Kaizen Cases

Factory Layout Redesign Kaizen Using 3P (Production Preparation Process)

— Building Just-in-Time Flow Through an Idea Evaluation–Driven Methodology —

1.Background: Why 3P Was Necessary

In many factories, increasing levels of work-in-process (WIP) and long lead times are often regarded as shopfloor operational issues and addressed through partial improvements. However, from the SGC perspective, many of these problems originate from insufficient design during the production preparation stage.

In this case as well, excessive WIP accumulated between processes, transportation distances were long, and Just-in-Time production was difficult to sustain. These issues were not caused by equipment capacity, but by the fundamental fact that the production line had not been designed with flow as a prerequisite.

2.Issues Organized from the 3P Perspective

As the first step, current processes were visualized using Value Stream Mapping (VSM) and layout analysis. Issues were then organized from the perspectives of “building quality into the process” and “producing by flow.”

As a result, the following points became clear:

  • The process sequence and layout were misaligned, resulting in frequent backtracking and crossing flows
  • Excessive inter-process WIP made problems and abnormalities difficult to identify
  • Non-Value-Added Time (waiting or stagnation time) accounted for the majority of total lead time

These were structural issues that could not be resolved through improvements to individual processes alone.

3.Definition of 3P (Production Preparation Process) in This Case

In this case, 3P is defined as follows:

3P is a production preparation methodology that starts with idea generation,
develops multiple new production line design concepts,
selects the best design through objective, item-by-item evaluation,
and then deploys it to the actual production line.

This evaluation-based design methodology represents the essence of 3P.

4.Execution of 3P (This Case)

4.1 Idea Generation

Fixed assumptions were eliminated, and Kaizen ideas were freely generated with a focus on processes, layouts, and the movement of people and materials.
(Waste and motion perspectives were actively applied.)

4.2 Development of New Line Design Concepts

The generated ideas were incorporated to create multiple new production line design concepts.
At this stage, emphasis was deliberately placed on not determining a single correct answer, but on developing multiple alternatives in parallel.

4.3 Item-by-Item Evaluation

Each design concept was evaluated both quantitatively and qualitatively using 3P evaluation criteria, including:

  • Alignment with takt time
  • Feasibility of one-piece flow
  • Minimization of WIP
  • Minimization of transportation and walking
  • Minimum investment with high reusability
  • Connectivity to Standard Work
  • Assurance of safety and workability

This evaluation itself forms the core of 3P.

4.4 Best Design Selection

Based on the evaluation results, the highest-rated concept was used as the foundation, while superior elements from other concepts were integrated to determine the
Best Design (Best Layout Design).

4.5 Deployment to the Actual Production Line

The selected Best Design was deployed on the shopfloor through a one-week focused Kaizen.
This was not an ad-hoc, idea-driven improvement, but the implementation phase of a design that had been thoroughly validated through 3P.

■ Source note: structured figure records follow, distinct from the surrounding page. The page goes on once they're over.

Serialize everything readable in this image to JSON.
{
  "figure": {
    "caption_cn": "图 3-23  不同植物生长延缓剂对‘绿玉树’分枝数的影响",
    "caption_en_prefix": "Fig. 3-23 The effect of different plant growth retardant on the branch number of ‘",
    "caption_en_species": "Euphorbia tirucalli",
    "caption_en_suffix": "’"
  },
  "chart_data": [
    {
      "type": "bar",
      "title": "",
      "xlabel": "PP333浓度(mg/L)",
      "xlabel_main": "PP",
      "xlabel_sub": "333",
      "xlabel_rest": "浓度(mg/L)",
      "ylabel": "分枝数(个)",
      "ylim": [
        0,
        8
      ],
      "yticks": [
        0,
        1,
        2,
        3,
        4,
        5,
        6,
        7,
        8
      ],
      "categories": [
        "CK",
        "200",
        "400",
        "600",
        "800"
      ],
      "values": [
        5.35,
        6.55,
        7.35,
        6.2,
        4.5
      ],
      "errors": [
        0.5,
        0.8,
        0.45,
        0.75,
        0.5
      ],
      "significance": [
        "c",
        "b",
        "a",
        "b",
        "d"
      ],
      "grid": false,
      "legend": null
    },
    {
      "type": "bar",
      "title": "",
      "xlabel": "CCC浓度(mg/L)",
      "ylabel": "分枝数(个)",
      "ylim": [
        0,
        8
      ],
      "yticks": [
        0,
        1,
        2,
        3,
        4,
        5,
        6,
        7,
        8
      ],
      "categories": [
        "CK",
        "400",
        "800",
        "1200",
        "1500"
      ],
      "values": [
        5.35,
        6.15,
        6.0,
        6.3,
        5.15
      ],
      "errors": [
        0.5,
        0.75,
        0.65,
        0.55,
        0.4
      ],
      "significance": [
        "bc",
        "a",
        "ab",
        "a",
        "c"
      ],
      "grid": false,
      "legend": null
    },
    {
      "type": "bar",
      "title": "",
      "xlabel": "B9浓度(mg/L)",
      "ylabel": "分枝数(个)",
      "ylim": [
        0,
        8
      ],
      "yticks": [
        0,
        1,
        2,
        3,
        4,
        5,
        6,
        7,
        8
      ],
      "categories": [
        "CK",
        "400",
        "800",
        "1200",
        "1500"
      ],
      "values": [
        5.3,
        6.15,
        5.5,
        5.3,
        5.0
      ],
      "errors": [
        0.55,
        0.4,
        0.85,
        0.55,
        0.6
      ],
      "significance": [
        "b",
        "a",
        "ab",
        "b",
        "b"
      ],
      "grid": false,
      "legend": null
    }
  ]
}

5.Measurable Improvement Results (Outcomes of 3P)

As a result of the new production line designed and implemented through 3P, the following significant improvement results were achieved:

Metric Before After Improvement
Lead Time 186 hours 60.23hours −68%
Waiting Time (NVAT) 185 hours 58.5 hours −68%
Work-in-Process Inventory (WIP) 1,712 units 391 units −77%
Product Transportation Distance 948 ft 178 ft −81%
Available Floor Space 0 1,162 sq. ft Newly created

These results were not achieved through simple work improvement, but rather as a consequence of redesigning the production line with flow as the fundamental premise.

6.Implementation Period

This initiative was executed as a one-week focused Kaizen.
Its essence, however, was not a short-term event, but the compressed execution of 3P—designing, evaluating, and making decisions—followed by rapid implementation.

7.Significance of This Case

This case clearly demonstrates that:

  • 3P is not a methodology limited to new products or new plants
  • It is highly effective for production line redesign in existing factories
  • The essence of 3P lies in an evaluation-based design methodology

This methodology can be horizontally deployed to other production lines and plants with a high level of reproducibility.